3 out of 5
Directed by: David Amito and Michael Laicini
I appreciate Antrum’s ambition. It’s slow, and unconvincing in what it’s attempting to do, but there’s definitely a vision – which keeps its watchability intact – and, ultimately, writers / directors David Amito and Michael Laicini settled on a line for the flick to follow and did not deviate, which brought me around in the end. That might sound like the opposite of ambition, but the particular line Antrum follows is one which cuts through over-explanations or justifications – it has a mission statement (which it uses a framing narrative to set up), and it executes that, and that’s it. As things proceeded, and I expected this to be the case, dissatisfaction crept in; then again, there’s a problem when presenting things as “real” – which Antrum tries to do – which is that they’re not real, and so little bows tied on a story absolutely counter any reality you’ve established. This butts up against the flick’s aforementioned unconvincing nature, of course…
Antrum is a movie within a mockumentary. That movie is called Antrum, and we’re watching the doc about its notoriety and discovery and now, representation: it’s a flick that appeared only in limited bursts, and seemed to cause its viewers to die in some horrific ways thereafter, i.e. a “cursed” movie. While there are some criticisms that the framing documentary – the bulk of the movie is us watching the refurbished ‘Antrum’ – come across as fake, I found it to be the more substantial, tonally, of the movie’s two parts, as it felt perfectly in line with a kind of “top 10 spookiest movies” show you’d see on Shudder or some such, meaning it comes bundled with some tongue-in-cheek vibes and awareness of similar media. This is also where the line I mentioned is formed, though, as the doc explains what we’re about to watch: a fairly humdrum movie, with some sound / visuals spliced in which don’t seem to match the source material, and with subliminal imagery flashing up throughout. This is… exactly what you get.

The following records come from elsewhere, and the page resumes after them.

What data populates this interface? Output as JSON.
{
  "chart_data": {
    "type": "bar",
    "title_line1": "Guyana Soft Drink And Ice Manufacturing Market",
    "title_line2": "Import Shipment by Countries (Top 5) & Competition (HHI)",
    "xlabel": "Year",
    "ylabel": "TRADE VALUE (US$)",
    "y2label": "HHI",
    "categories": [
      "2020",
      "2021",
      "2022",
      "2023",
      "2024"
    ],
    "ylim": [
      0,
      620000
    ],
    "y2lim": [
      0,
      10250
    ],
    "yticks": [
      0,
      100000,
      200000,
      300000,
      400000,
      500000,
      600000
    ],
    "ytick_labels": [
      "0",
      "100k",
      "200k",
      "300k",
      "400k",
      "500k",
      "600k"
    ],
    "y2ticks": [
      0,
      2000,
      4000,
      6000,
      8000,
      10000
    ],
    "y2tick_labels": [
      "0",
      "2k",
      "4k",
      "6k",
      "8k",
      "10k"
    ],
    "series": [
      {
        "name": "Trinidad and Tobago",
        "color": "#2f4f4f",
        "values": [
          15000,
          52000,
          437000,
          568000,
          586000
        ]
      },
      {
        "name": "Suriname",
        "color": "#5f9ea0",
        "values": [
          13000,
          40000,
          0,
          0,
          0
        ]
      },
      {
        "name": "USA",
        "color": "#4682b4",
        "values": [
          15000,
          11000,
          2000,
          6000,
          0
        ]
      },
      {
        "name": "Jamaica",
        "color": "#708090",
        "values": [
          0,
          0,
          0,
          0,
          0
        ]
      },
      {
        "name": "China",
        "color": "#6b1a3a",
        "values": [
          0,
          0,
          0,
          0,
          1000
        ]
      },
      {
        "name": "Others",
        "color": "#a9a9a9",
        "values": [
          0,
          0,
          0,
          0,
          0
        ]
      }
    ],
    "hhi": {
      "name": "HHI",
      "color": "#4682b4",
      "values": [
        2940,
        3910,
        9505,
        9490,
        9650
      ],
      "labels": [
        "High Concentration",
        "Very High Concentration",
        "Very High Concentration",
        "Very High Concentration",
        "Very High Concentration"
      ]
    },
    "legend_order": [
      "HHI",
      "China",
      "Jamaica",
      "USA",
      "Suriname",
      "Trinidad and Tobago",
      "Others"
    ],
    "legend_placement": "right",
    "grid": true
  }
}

And then: Antrum. A sister (Nicole Tompkins) helps her younger brother (Rowan Smyth) get over the death of their dog by taking him into the woods on a quest to reconnect with the dog’s spirit. This is kind of a rough, silly concept, but – sure. Where it stretches things is that this quest is specifically to dig a hole to Hell, because that’s where mum said the dog went. O… kay. And the sister also has procured a book that explains the different levels of Hell they’ll dig through, and has taught her brother a whole bunch of spells and rituals to protect themselves, and while setting up this very complex fantasy of dog-spirit connecting, she also makes sure to tell him ghost stories about Cerberus to freak him out. It is at this level of plotting where I admittedly can’t tell if Amito and Laicini were just plotting backwards to justify some of their visuals / concepts, or purposefully going all-in on Antrum being not a great movie. Either way, I was checking my watch throughout this thing, because, again, we’ve been warned about all the subliminal stuff, so when it creeps in, there’s not much to it – Antrum is slow.
There’s some intrigue when events in the woods start to go awry, but the framing documentary has not suggested the film will go anywhere too questionable, so there’s an air of limitation to this. Again: the creators stuck to their line.
The visuals of Antrum (the movie-within-the-mockumentary) are uneven. The setting thankfully precludes doing a lot of set dressing for the 70s era, leaving it down to costumes and the “look” of the film. While the coloring / degrading feels a bit superficial, it looks enough of the part, and I do think the camera work vibes with era-appropriate low budget horror. While Tompkins’ and Smyth’s acting is just fine, and we get some thrift clothing for them, the direction of their acting and exact dialogue feels like it whiffs a bit – this is an opinion without anything to back it up but personal vibes, but it just comes across as too modern. There’s often a bit of naivety to flick from this time; a sense of discovery. And that’s lacking. This isn’t bad, as it gives Antrum an out-of-time sensibility, but I don’t think that’s played up – I think the intention was to make it seem like a relic.
Antrum ends, and we’re back to the mockumentary. Some details are pointed out more closely, but you’re not going to get any post-script surprise, or deeper dives into that spliced footage. No one’s giving much voice to whether or not we should be worried that we’re now cursed, and that’s maybe the biggest disappointment: I didn’t walk away from this creeped out. But given how much I had to say about a movie that didn’t land, it’s had some effect, and, as mentioned, I came to realize that the filmmakers haven’t misled us at all about what we watched. It is what it is. There are some interesting conceptual pieces to consider; there are a couple of effectively spooky compositions. It sticks to its script. Maybe that wasn’t the most effective way to tell this story, but it was an admirably ambitious one.